Al Hamadi had labored to victory in a tactical battle on Saturday against Thiago Barbosa to claim gold in the 108kg Gi brown belt division. On Sunday, in the non-Gi event, he returned better prepared, having researched his final opponent, Vander Francisco, online and switching up his style to counteract his opponent.

“The first final was very difficult, very tactical and I spent much of the fight trying to figure out my opponent,” the Emirati said backstage at the $100,000 event inside the Rio Arena at Olympic Park. “The second final was similar, but I had prepared accordingly, studying his technique on YouTube, and changed my own technique in case he had done similar research. Changing my style is something I’ve been working on for a while because in four months I expect to become black belt.”

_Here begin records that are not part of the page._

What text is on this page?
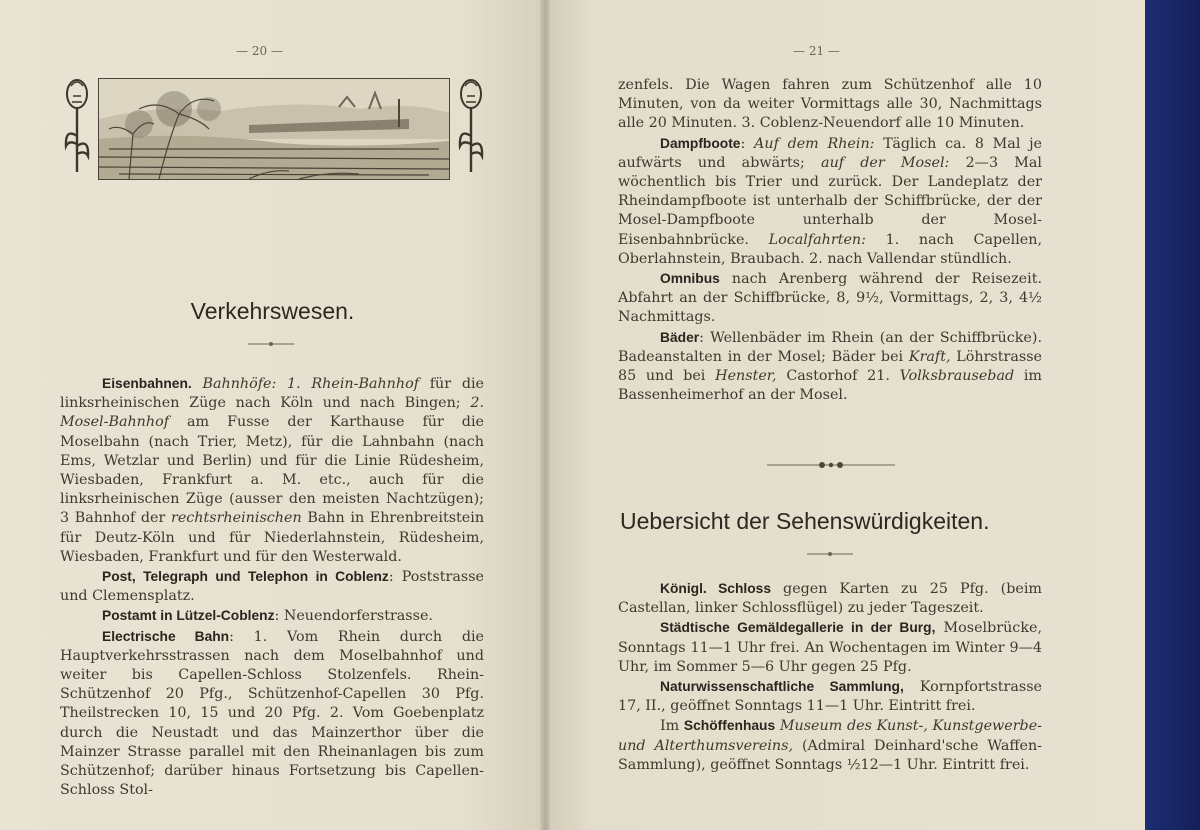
— 20 —
Verkehrswesen.

Eisenbahnen. Bahnhöfe: 1. Rhein-Bahnhof für die linksrheinischen Züge nach Köln und nach Bingen; 2. Mosel-Bahnhof am Fusse der Karthause für die Moselbahn (nach Trier, Metz), für die Lahnbahn (nach Ems, Wetzlar und Berlin) und für die Linie Rüdesheim, Wiesbaden, Frankfurt a. M. etc., auch für die linksrheinischen Züge (ausser den meisten Nachtzügen); 3 Bahnhof der rechtsrheinischen Bahn in Ehrenbreitstein für Deutz-Köln und für Niederlahnstein, Rüdesheim, Wiesbaden, Frankfurt und für den Westerwald.

Post, Telegraph und Telephon in Coblenz: Poststrasse und Clemensplatz.

Postamt in Lützel-Coblenz: Neuendorferstrasse.

Electrische Bahn: 1. Vom Rhein durch die Hauptverkehrsstrassen nach dem Moselbahnhof und weiter bis Capellen-Schloss Stolzenfels. Rhein-Schützenhof 20 Pfg., Schützenhof-Capellen 30 Pfg. Theilstrecken 10, 15 und 20 Pfg. 2. Vom Goebenplatz durch die Neustadt und das Mainzerthor über die Mainzer Strasse parallel mit den Rheinanlagen bis zum Schützenhof; darüber hinaus Fortsetzung bis Capellen-Schloss Stol-

— 21 —

zenfels. Die Wagen fahren zum Schützenhof alle 10 Minuten, von da weiter Vormittags alle 30, Nachmittags alle 20 Minuten. 3. Coblenz-Neuendorf alle 10 Minuten.

Dampfboote: Auf dem Rhein: Täglich ca. 8 Mal je aufwärts und abwärts; auf der Mosel: 2—3 Mal wöchentlich bis Trier und zurück. Der Landeplatz der Rheindampfboote ist unterhalb der Schiffbrücke, der der Mosel-Dampfboote unterhalb der Mosel-Eisenbahnbrücke. Localfahrten: 1. nach Capellen, Oberlahnstein, Braubach. 2. nach Vallendar stündlich.

Omnibus nach Arenberg während der Reisezeit. Abfahrt an der Schiffbrücke, 8, 9½, Vormittags, 2, 3, 4½ Nachmittags.

Bäder: Wellenbäder im Rhein (an der Schiffbrücke). Badeanstalten in der Mosel; Bäder bei Kraft, Löhrstrasse 85 und bei Henster, Castorhof 21. Volksbrausebad im Bassenheimerhof an der Mosel.

Uebersicht der Sehenswürdigkeiten.

Königl. Schloss gegen Karten zu 25 Pfg. (beim Castellan, linker Schlossflügel) zu jeder Tageszeit.

Städtische Gemäldegallerie in der Burg, Moselbrücke, Sonntags 11—1 Uhr frei. An Wochentagen im Winter 9—4 Uhr, im Sommer 5—6 Uhr gegen 25 Pfg.

Naturwissenschaftliche Sammlung, Kornpfortstrasse 17, II., geöffnet Sonntags 11—1 Uhr. Eintritt frei.

Im Schöffenhaus Museum des Kunst-, Kunstgewerbe- und Alterthumsvereins, (Admiral Deinhard'sche Waffen-Sammlung), geöffnet Sonntags ½12—1 Uhr. Eintritt frei.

Al Hamadi has been crowned champion in every belt category he has competed, but said winning in the modern home of the sport is extra special. “I am very excited to have won, especially here in Brazil, where the sport is so popular,” he said. “I came here hoping to triumph, but I did not expect to win on both days, so I am delighted to have achieved this.”

More than 2,000 athletes registered for the event, with the vast majority — 1,864 registrants — travelling from across Brazil for a rare chance to win prize money, as well as flight tickets to the UAE capital for January’s final round of the World Tour. The raucous atmosphere inside the arena was at times deafening as friends, family members and coaches screamed instructions and encouragement from the bleachers.

“It’s always special competing in Brazil because the people here take the sport so seriously; you can see it in the crowds, they love it,” said Faisal Al Ketbi, speaking on the sidelines as contests continued on the arena’s 10 mats behind him. “After losing in the final in Japan, I was determined to get gold here and fortunately my level has risen so I was able to do a very good job.”